If so it could be an electrical earth fault which may or may not be affected by turning off the audio - press and hold volume button. Also if it is from speakers have you tried switching audio sources in case it's specific to one input.


----------



## JTTS83 (Dec 3, 2019)

Thanks for the replies.

The buzzing is definitely not coming from the speakers. I've turned the mmi off completely by holding down the volume button, infact the buzzing noise happens even when the car is completely switched off after going for a drive.


----------



## VorsprungDur (Apr 6, 2018)

Just dug out some headphones and listened a little harder to the audio on your video.

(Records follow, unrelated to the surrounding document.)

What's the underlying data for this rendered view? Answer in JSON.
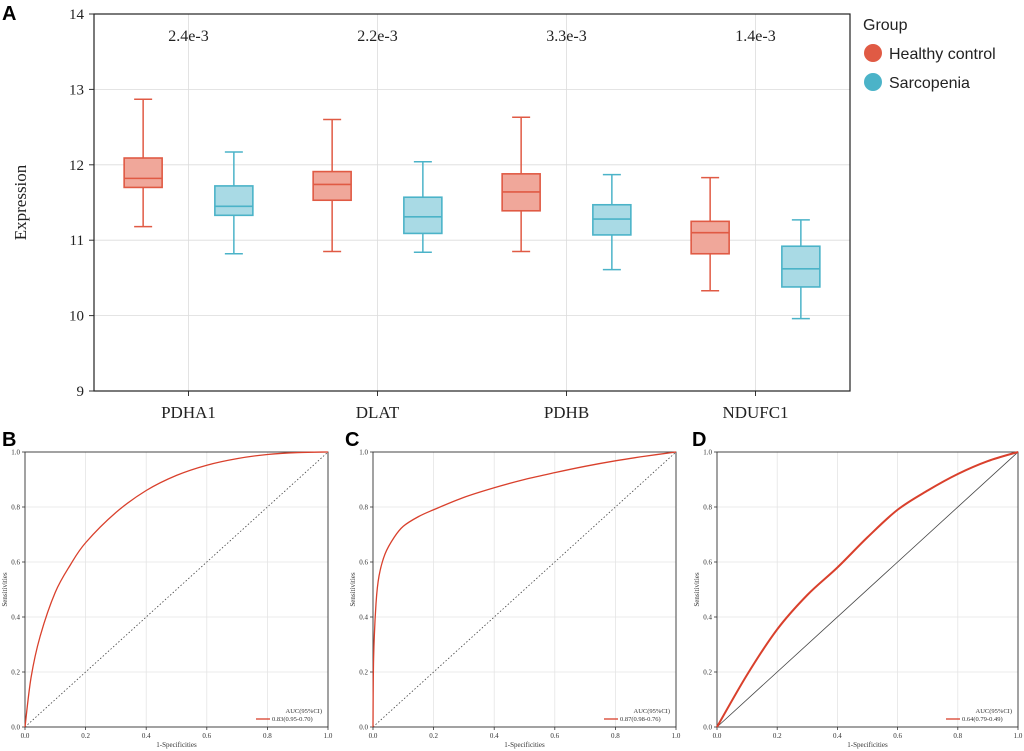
{
  "panel_labels": {
    "A": "A",
    "B": "B",
    "C": "C",
    "D": "D"
  },
  "legend": {
    "title": "Group",
    "items": [
      {
        "label": "Healthy control",
        "color": "#e05a44"
      },
      {
        "label": "Sarcopenia",
        "color": "#4bb3c8"
      }
    ]
  },
  "chart_data": [
    {
      "type": "box",
      "title": "",
      "xlabel": "",
      "ylabel": "Expression",
      "ylim": [
        9,
        14
      ],
      "yticks": [
        "9",
        "10",
        "11",
        "12",
        "13",
        "14"
      ],
      "categories": [
        "PDHA1",
        "DLAT",
        "PDHB",
        "NDUFC1"
      ],
      "pvalues": [
        "2.4e-3",
        "2.2e-3",
        "3.3e-3",
        "1.4e-3"
      ],
      "series": [
        {
          "name": "Healthy control",
          "color": "#e05a44",
          "fill": "#f0a79a",
          "boxes": [
            {
              "min": 11.18,
              "q1": 11.7,
              "median": 11.82,
              "q3": 12.09,
              "max": 12.87
            },
            {
              "min": 10.85,
              "q1": 11.53,
              "median": 11.74,
              "q3": 11.91,
              "max": 12.6
            },
            {
              "min": 10.85,
              "q1": 11.39,
              "median": 11.64,
              "q3": 11.88,
              "max": 12.63
            },
            {
              "min": 10.33,
              "q1": 10.82,
              "median": 11.1,
              "q3": 11.25,
              "max": 11.83
            }
          ]
        },
        {
          "name": "Sarcopenia",
          "color": "#4bb3c8",
          "fill": "#a9dae5",
          "boxes": [
            {
              "min": 10.82,
              "q1": 11.33,
              "median": 11.45,
              "q3": 11.72,
              "max": 12.17
            },
            {
              "min": 10.84,
              "q1": 11.09,
              "median": 11.31,
              "q3": 11.57,
              "max": 12.04
            },
            {
              "min": 10.61,
              "q1": 11.07,
              "median": 11.28,
              "q3": 11.47,
              "max": 11.87
            },
            {
              "min": 9.96,
              "q1": 10.38,
              "median": 10.62,
              "q3": 10.92,
              "max": 11.27
            }
          ]
        }
      ]
    },
    {
      "type": "line",
      "panel": "B",
      "xlabel": "1-Specificities",
      "ylabel": "Sensitivities",
      "xlim": [
        0,
        1
      ],
      "ylim": [
        0,
        1
      ],
      "xticks": [
        "0.0",
        "0.2",
        "0.4",
        "0.6",
        "0.8",
        "1.0"
      ],
      "yticks": [
        "0.0",
        "0.2",
        "0.4",
        "0.6",
        "0.8",
        "1.0"
      ],
      "curve_color": "#d9402c",
      "diagonal": "dotted",
      "legend_title": "AUC(95%CI)",
      "legend_value": "0.83(0.95-0.70)",
      "x": [
        0,
        0.02,
        0.05,
        0.1,
        0.15,
        0.2,
        0.3,
        0.4,
        0.5,
        0.6,
        0.7,
        0.8,
        0.9,
        1.0
      ],
      "y": [
        0,
        0.18,
        0.33,
        0.49,
        0.59,
        0.67,
        0.78,
        0.86,
        0.915,
        0.952,
        0.976,
        0.991,
        0.998,
        1.0
      ]
    },
    {
      "type": "line",
      "panel": "C",
      "xlabel": "1-Specificities",
      "ylabel": "Sensitivities",
      "xlim": [
        0,
        1
      ],
      "ylim": [
        0,
        1
      ],
      "xticks": [
        "0.0",
        "0.2",
        "0.4",
        "0.6",
        "0.8",
        "1.0"
      ],
      "yticks": [
        "0.0",
        "0.2",
        "0.4",
        "0.6",
        "0.8",
        "1.0"
      ],
      "curve_color": "#d9402c",
      "diagonal": "dotted",
      "legend_title": "AUC(95%CI)",
      "legend_value": "0.87(0.98-0.76)",
      "x": [
        0,
        0.002,
        0.01,
        0.02,
        0.04,
        0.07,
        0.1,
        0.15,
        0.2,
        0.3,
        0.4,
        0.5,
        0.6,
        0.7,
        0.8,
        0.9,
        1.0
      ],
      "y": [
        0,
        0.25,
        0.45,
        0.55,
        0.63,
        0.69,
        0.73,
        0.765,
        0.79,
        0.835,
        0.87,
        0.9,
        0.925,
        0.948,
        0.968,
        0.985,
        1.0
      ]
    },
    {
      "type": "line",
      "panel": "D",
      "xlabel": "1-Specificities",
      "ylabel": "Sensitivities",
      "xlim": [
        0,
        1
      ],
      "ylim": [
        0,
        1
      ],
      "xticks": [
        "0.0",
        "0.2",
        "0.4",
        "0.6",
        "0.8",
        "1.0"
      ],
      "yticks": [
        "0.0",
        "0.2",
        "0.4",
        "0.6",
        "0.8",
        "1.0"
      ],
      "curve_color": "#d9402c",
      "diagonal": "solid",
      "legend_title": "AUC(95%CI)",
      "legend_value": "0.64(0.79-0.49)",
      "x": [
        0,
        0.1,
        0.2,
        0.3,
        0.4,
        0.5,
        0.6,
        0.7,
        0.8,
        0.9,
        1.0
      ],
      "y": [
        0,
        0.19,
        0.355,
        0.48,
        0.58,
        0.69,
        0.79,
        0.86,
        0.92,
        0.967,
        1.0
      ]
    }
  ]
}
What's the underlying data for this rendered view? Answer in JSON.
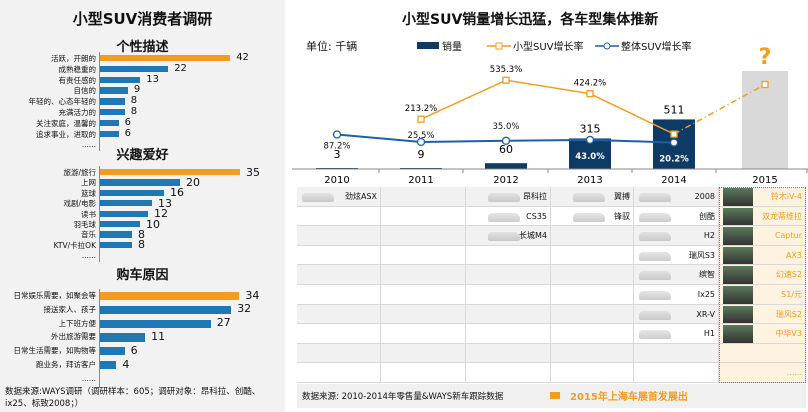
{
  "left": {
    "title": "小型SUV消费者调研",
    "sections": [
      {
        "title": "个性描述",
        "labels": [
          "活跃，开朗的",
          "成熟稳重的",
          "有责任感的",
          "自信的",
          "年轻的、心态年轻的",
          "充满活力的",
          "关注家庭，温馨的",
          "追求事业，进取的"
        ],
        "values": [
          42,
          22,
          13,
          9,
          8,
          8,
          6,
          6
        ],
        "more": "......"
      },
      {
        "title": "兴趣爱好",
        "labels": [
          "旅游/旅行",
          "上网",
          "篮球",
          "戏剧/电影",
          "读书",
          "羽毛球",
          "音乐",
          "KTV/卡拉OK"
        ],
        "values": [
          35,
          20,
          16,
          13,
          12,
          10,
          8,
          8
        ],
        "more": "......"
      },
      {
        "title": "购车原因",
        "labels": [
          "日常娱乐需要，如聚会等",
          "接送家人、孩子",
          "上下班方便",
          "外出旅游需要",
          "日常生活需要，如购物等",
          "跑业务，拜访客户"
        ],
        "values": [
          34,
          32,
          27,
          11,
          6,
          4
        ],
        "more": "......"
      }
    ],
    "source": "数据来源:WAYS调研（调研样本：605；调研对象：昂科拉、创酷、ix25、标致2008；）"
  },
  "colors": {
    "orange": "#f39c1f",
    "blue": "#1f77b4",
    "navy": "#0e3a66",
    "line_blue": "#1f5fa8"
  },
  "chart_data": {
    "type": "bar+line",
    "title": "小型SUV销量增长迅猛，各车型集体推新",
    "unit": "单位: 千辆",
    "legend": [
      "销量",
      "小型SUV增长率",
      "整体SUV增长率"
    ],
    "categories": [
      "2010",
      "2011",
      "2012",
      "2013",
      "2014",
      "2015"
    ],
    "sales": [
      3,
      9,
      60,
      315,
      511,
      null
    ],
    "sales_labels": [
      "3",
      "9",
      "60",
      "315",
      "511",
      "?"
    ],
    "small_suv_growth": [
      null,
      213.2,
      535.3,
      424.2,
      90,
      500
    ],
    "small_suv_growth_labels": [
      "",
      "213.2%",
      "535.3%",
      "424.2%",
      "",
      ""
    ],
    "overall_suv_growth": [
      87.2,
      25.5,
      35.0,
      43.0,
      20.2,
      null
    ],
    "overall_suv_growth_labels": [
      "87.2%",
      "25.5%",
      "35.0%",
      "43.0%",
      "20.2%",
      ""
    ]
  },
  "models": [
    [
      "劲炫ASX",
      "",
      "",
      "",
      "",
      ""
    ],
    [],
    [
      "昂科拉",
      "CS35",
      "长城M4"
    ],
    [
      "翼搏",
      "锋驭"
    ],
    [
      "2008",
      "创酷",
      "H2",
      "瑞风S3",
      "缤智",
      "Ix25",
      "XR-V",
      "H1"
    ],
    [
      "铃木iV-4",
      "双龙蒂维拉",
      "Captur",
      "AX3",
      "幻速S2",
      "S1/元",
      "瑞风S2",
      "中华V3",
      "",
      "......"
    ]
  ],
  "footer": {
    "source": "数据来源: 2010-2014年零售量&WAYS新车跟踪数据",
    "legend": "2015年上海车展首发展出"
  }
}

Sounds like a fan running, which can happen after a run even with the ignition off. Pop the bonnet and take a look.


----------



## powerplay (Feb 8, 2008)

Both the radiator fans and coolant pumps run on after switching off by design when the engine is hot, mine have on numerous occasions after some hot laps at Asda :lol:

However it's barely audible from inside the cabin and doesn't sound like that.


----------



## BarrieB (Aug 24, 2011)

Could it be something faulty in the glove box unit where the SD card slots and the cd drive are?


----------



## kevin#34 (Jan 8, 2019)

make a VCDS scan as first step


----------



## -:[KM]:- (May 16, 2010)

kevin#34 said:


> make a VCDS scan as first step


Agreed, where are you? Someone may be willing to assist. 
Also with above comments, open the bonnet - and also the glovebox. It may help you locate.


----------



## kevin#34 (Jan 8, 2019)

a bit far away from you :lol:


----------